2.  In the matter of reading, leave the twenty-first century dolor alone until the new year.  Go for fanciful or hopeful, even the other-worldly.  Since I don't sleep well this time of year, I binge read.  I've re-read most of C. S. Lewis's Chronicles of Narnia.  I'm currently reading Muriel Barbery's The Life of Elves, which is entirely unlike her best-selling The Elegance of the Hedgehog (also a good choice), but charming in its own way.  I'll admit I made an exception for Esi Edugyan's Washington Black, but when I opened the cover and read the first paragraph I was  hooked.  The voice of Washington Black is mournful and intelligent, telling you that along the way there will be violence, racism, hatred, and wounds, but that he still comes out all right.  And I do love a voice that's honest as well as hopeful.  So you  might choose your reading by voice.  I gulped down Sy Montgomery's How to be a good creature, which is a memoir told through her relationships with animals like border collies, pigs, tarantulas, and a singular octopus, Octavia.  (Is an octopus ever singular?  They apparently have a kind of brain in each of their tentacles.)  (The memoir's first chapter, about her relationship with her childhood Scottie, is not typical.  Keep reading.)  The over-arching argument of Montgomery's memoir is that inter-species relationships enrich our lives with surprising wisdom and perspective.  Which leads to my next point....

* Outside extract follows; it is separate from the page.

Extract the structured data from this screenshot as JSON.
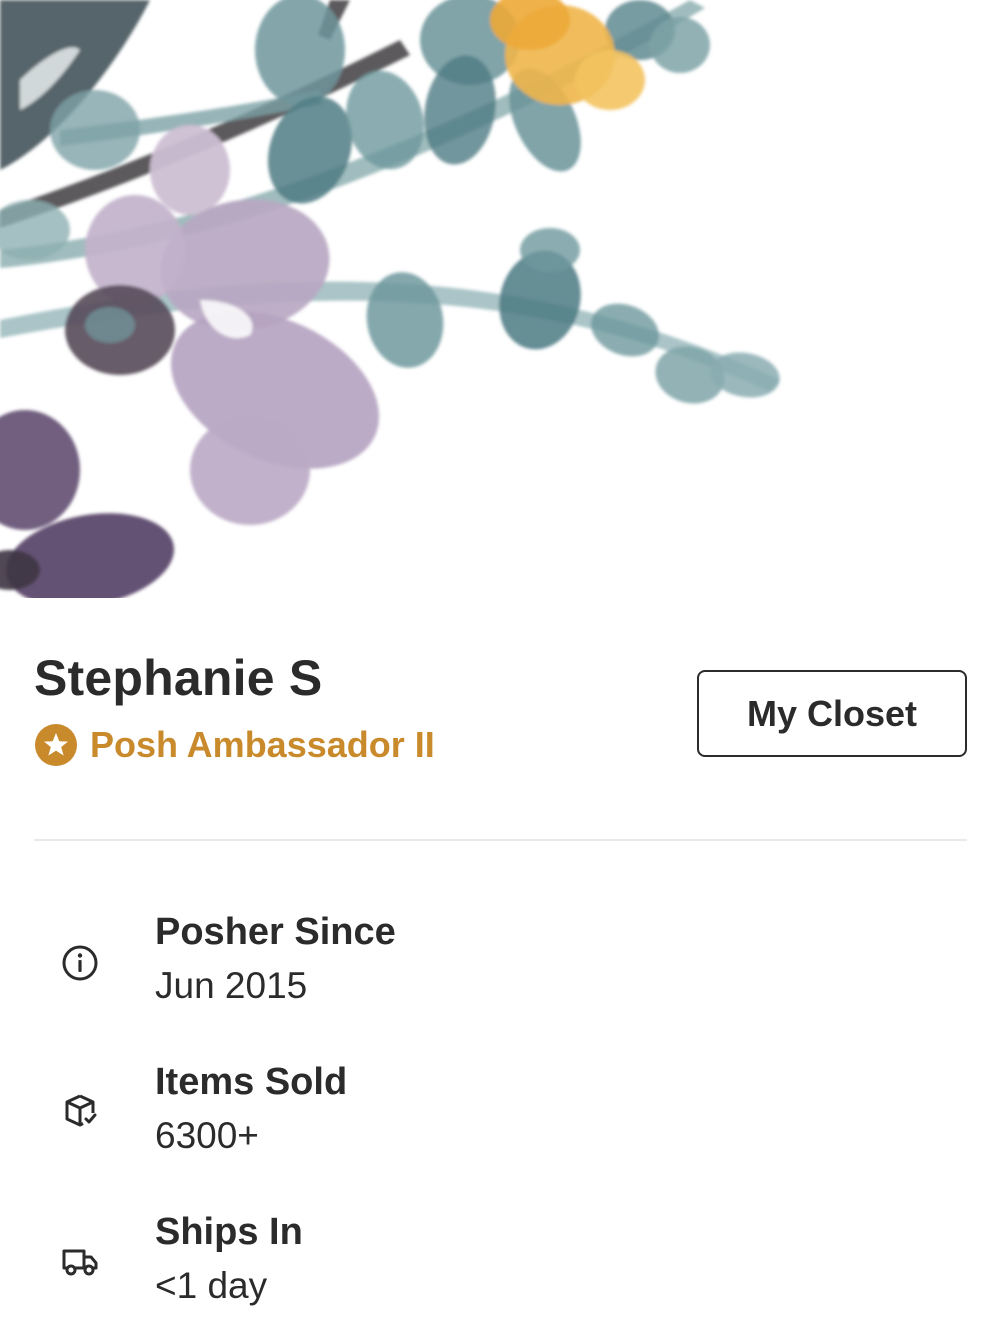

3.  Enlist the cat or the dog or the budgie.  Spend ten minutes just watching your cat play or go throw balls for the dog.  (Or you can throw mice for the cat; Lyra fetches.)  Meditate on your goldfish.  Snuggle with your bulldog.  Make dinner with your budgie on your shoulder.  Our animals suggest that there's another, completely different, way of viewing the world.  And they also remind us of joy.

4. Give your senses a treat.  Spent some time in a flower shop.  Cook something fragrant, like curry.  Knitters can go pet their stashes; quilters can study theirs and plan a new block to sew when the Christmas tree skirt is finished.  Listen to exquisite music or some energizing jazz. Go to the art gallery or to work online that moves you.  You are more than the sadness of your brain:  prove it by engaging with the world.

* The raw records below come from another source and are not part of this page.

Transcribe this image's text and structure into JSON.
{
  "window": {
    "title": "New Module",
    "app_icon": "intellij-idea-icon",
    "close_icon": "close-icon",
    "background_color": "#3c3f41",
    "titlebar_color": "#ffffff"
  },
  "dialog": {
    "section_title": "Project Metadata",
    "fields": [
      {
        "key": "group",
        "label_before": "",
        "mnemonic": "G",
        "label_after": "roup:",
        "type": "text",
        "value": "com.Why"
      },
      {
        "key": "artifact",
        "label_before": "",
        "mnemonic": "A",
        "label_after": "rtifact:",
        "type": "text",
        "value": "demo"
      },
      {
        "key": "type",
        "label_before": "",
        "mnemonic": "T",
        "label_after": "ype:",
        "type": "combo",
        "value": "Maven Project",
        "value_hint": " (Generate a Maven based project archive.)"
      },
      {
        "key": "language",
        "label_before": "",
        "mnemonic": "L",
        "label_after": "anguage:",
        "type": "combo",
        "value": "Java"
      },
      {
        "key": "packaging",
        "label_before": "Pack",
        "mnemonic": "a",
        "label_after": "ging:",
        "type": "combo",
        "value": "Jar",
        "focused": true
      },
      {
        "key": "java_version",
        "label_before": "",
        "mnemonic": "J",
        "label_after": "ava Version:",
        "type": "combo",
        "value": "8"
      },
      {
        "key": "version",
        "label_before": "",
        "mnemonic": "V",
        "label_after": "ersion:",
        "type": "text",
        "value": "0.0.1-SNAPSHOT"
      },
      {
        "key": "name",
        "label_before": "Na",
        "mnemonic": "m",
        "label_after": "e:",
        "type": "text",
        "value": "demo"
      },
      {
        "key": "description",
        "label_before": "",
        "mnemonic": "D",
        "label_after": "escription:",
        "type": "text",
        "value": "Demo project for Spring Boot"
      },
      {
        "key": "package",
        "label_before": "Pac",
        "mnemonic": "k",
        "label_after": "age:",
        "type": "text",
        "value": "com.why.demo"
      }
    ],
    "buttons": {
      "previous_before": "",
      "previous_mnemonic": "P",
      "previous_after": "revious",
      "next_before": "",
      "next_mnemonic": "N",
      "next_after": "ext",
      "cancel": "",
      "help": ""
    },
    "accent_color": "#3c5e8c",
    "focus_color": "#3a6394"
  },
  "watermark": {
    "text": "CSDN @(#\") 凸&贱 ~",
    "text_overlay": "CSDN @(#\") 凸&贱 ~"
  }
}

5.  Make something with your hands.  Working on the Christmas tree skirt, which will not be finished before Christmas, but will grace our tree in its glorious incompleteness, I am reminded that my hands have an intelligence all their own that seems to have nothing to do with what I think.  Play your piano or your mandolin.  Decorate some cookies.

5.  Beauty.  Beauty.  Beauty.  Need I say more?  Beauty is always soothing, hopeful, engaging.  Get out your camera and go out to take a beautiful photograph for your FB cover picture.  (How old fashioned I am:  use your cell phone.)  Study the dog or the cat or the bird or the orchid.  Go to Chapters and look at the photography books, the garden books, thinking about the ways you can make beauty. Let's go back to Kant, back to basics.  Beauty tells you that you are living in a world that is in some way made for you.  It won't feel quite like your world until the light returns, but it is.  Go seek it out.

The photograph is from Venice:  I loved the light.